Mrówki parlamentarne

W Polsce parlament ma przesadne znaczenie, pomyślalem, czytając w Polityce najnowszy ranking najlepszych posłów. Liberum veto nam nie grozi, za to grozi nam, że niewielka grupa deputowanych będzie ciągle siedziała w mediach niż na Wiejskiej, a poselska szara masa będzie jeszcze bardziej szara. Ile nazwisk potrafię wymienić z pamięci i wystawić im jakąś sensowną cenzurkę?

Pamiętamy posłów telewizyjnych, a to zwykle ,,celebryci” swoich stronnictw. Może większym komplementem jest, że posła lub posłanki nie znam z mediów, bo to może oznaczać, że robią swoje, czyli czytają projekty ustaw i nad nimi dyskutują.

Parlamentarny ranking Janiny Paradowskiej wygrał Paweł Zalewski, szef komisji spraw zagranicznych, czyli nasz sejmowy odpowiednik Jacka Saryusz Wolskiego w Parlamencie Europejskim. Szczerze mówiąc, wyżej oceniam robotę Zalewskiego w sejmie niż prof. Wolskiego w Brukseli i Strasburgu. na ciekawy pomysł wpadli studenci wrocławscy, którzy wysmażyli listę najbardziej pracowitych polskich eurodeputowanych. Kryteria były czysto merytoryczne: ile wystąpień, ile zgłoszonych projektów rezolucji i wniosków itd.

Ten ranking wygrał Janusz Onyszkiewicz, dziś lider partii Demokraci.pl. Drugie miejsce – ot, siurpryza! – zajął Ryszard Czarnecki, który gdyby nie telewizja i blog chyba nie przebiłby się w Polsce. I znów powiem od serca: Onyszkiewicza stawiam wyżej niż Zalewskiego, nie mówiąc o Saryusz Wolskim. A Czarnecki? Cóż, poseł Samoobrony jest dla mnie jednym z dowodów, że nasz Sejm za bardzo wpływa na nasze życie publiczne. Nie wyobrażam sobie takiej kariery jak posła Czarneckiego w zasiedziałej demokracji. Tak samo jak nie wyobrażam sobie, by politycy pokroju Giertycha czy Leppera weszli do rządu (i to jako wicepremierzy!) w normalnej demokracji.

Moja prywatna lista, sporządzona na podstawie pewnej znajomości tematu i na intuicji, nie pokrywałaby się z rankingiem ,,politykowym”. Szłaby prędzej wzorem wrocławskim, o otwierałby ją chyba poseł waldemar Pawlak, potem Cezary Grabarczyk, potem Jan Rokita. Na anty-liście dwa pierwsze miejsca przydzielam posłom PiS Mularczykowi i Girzyckiemu za historyczny bubel prawny – ustawę lustracyjną.

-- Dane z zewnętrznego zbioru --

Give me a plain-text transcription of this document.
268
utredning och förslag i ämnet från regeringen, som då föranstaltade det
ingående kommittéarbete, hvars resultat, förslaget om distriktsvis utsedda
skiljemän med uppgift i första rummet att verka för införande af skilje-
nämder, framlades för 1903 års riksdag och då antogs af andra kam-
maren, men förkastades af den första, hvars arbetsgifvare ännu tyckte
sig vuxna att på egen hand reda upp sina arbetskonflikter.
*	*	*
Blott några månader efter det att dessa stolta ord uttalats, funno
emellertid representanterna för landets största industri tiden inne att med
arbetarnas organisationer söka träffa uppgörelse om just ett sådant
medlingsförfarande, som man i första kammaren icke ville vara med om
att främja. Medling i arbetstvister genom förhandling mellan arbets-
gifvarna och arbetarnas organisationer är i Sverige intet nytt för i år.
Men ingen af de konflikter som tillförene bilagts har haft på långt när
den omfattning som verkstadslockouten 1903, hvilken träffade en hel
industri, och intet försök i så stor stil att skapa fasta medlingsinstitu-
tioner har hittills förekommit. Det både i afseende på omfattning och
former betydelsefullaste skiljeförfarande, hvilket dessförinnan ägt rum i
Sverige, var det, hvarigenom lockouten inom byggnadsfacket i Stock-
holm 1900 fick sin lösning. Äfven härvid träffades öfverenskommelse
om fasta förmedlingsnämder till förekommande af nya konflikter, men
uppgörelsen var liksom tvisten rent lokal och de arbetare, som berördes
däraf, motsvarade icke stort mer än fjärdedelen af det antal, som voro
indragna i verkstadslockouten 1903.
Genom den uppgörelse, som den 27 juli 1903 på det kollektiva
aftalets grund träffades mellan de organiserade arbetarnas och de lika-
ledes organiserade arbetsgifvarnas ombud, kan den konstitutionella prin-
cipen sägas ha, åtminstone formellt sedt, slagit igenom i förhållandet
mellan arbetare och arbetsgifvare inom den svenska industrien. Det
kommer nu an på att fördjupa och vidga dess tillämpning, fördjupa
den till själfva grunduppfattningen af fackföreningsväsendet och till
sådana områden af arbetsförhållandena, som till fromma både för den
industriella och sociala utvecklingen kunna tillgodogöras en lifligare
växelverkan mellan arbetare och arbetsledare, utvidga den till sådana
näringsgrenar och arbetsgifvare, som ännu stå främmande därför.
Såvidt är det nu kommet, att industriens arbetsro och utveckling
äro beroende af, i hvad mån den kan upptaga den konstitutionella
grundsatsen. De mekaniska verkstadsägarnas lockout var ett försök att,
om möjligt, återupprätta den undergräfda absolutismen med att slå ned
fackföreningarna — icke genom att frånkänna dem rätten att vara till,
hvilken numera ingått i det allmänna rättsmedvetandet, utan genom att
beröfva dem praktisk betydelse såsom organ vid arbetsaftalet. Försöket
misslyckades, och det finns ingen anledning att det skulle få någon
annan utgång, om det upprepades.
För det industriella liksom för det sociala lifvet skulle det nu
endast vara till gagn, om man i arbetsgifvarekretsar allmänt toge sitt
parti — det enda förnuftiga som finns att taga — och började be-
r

Tak czy owak, nasz Sejm jest za bardzo ,,gadalnią” (zgodnie z etymologią: parlare), za bardzo centralnym organem władzy, spychającym na dalszy plan egzekutywę i sądownictwo, a za mało tym do czego został powołany – fabryką dobrego prawa wspierającego modernizację Polski i instancją kontrolną niezależną od nacisków rządu. Bo problem polega też na tym, że Sejm staje się maszynką do produkcji prawa posłusznego bieżącym interesom politycznym PiS. Ostatecznym sprawdzianem, do czego jest nam Sejm przydatny, będzie dla mnie, czy rząd przeforsuje zmiany ordynacji wyborczej. Ja tej zmianie jestem przeciwny.

Uważam, że obniżenie progu wyborczego do 3 proc. w ramach list blokowanych za bardzo niewskazane z punktu widzenia naszego systemu wielopratyjnego. Podobnie jak pomysł jednomandatowych okręgów wyborczych – sprzeczny z polską tradycją i przy labilności wyborczej polaków grożący nam praktycznym monopolem na rządzenie zwycięzców wyborów.

Niech LPR i SO już sobie idą z naszej polityki. Oglądanie i słuchanie i to codziennie liderów tych partyjek staje się naprawdę nużące, szkodzi zdrowiu i prestiżowi polskiej demokracji i polskiego parlamentu.

PS. Alan Johnston na wolności! Rodzina i BBC sie cieszą, Hamas zaliczył duży punkt propagandowy. Ciekawe, jakie wnioski a propos sytuacji palestyńskiej wyciągnie ze swej strasznej przygody brytyjski reporter? Ale na razie cieszę się i ja!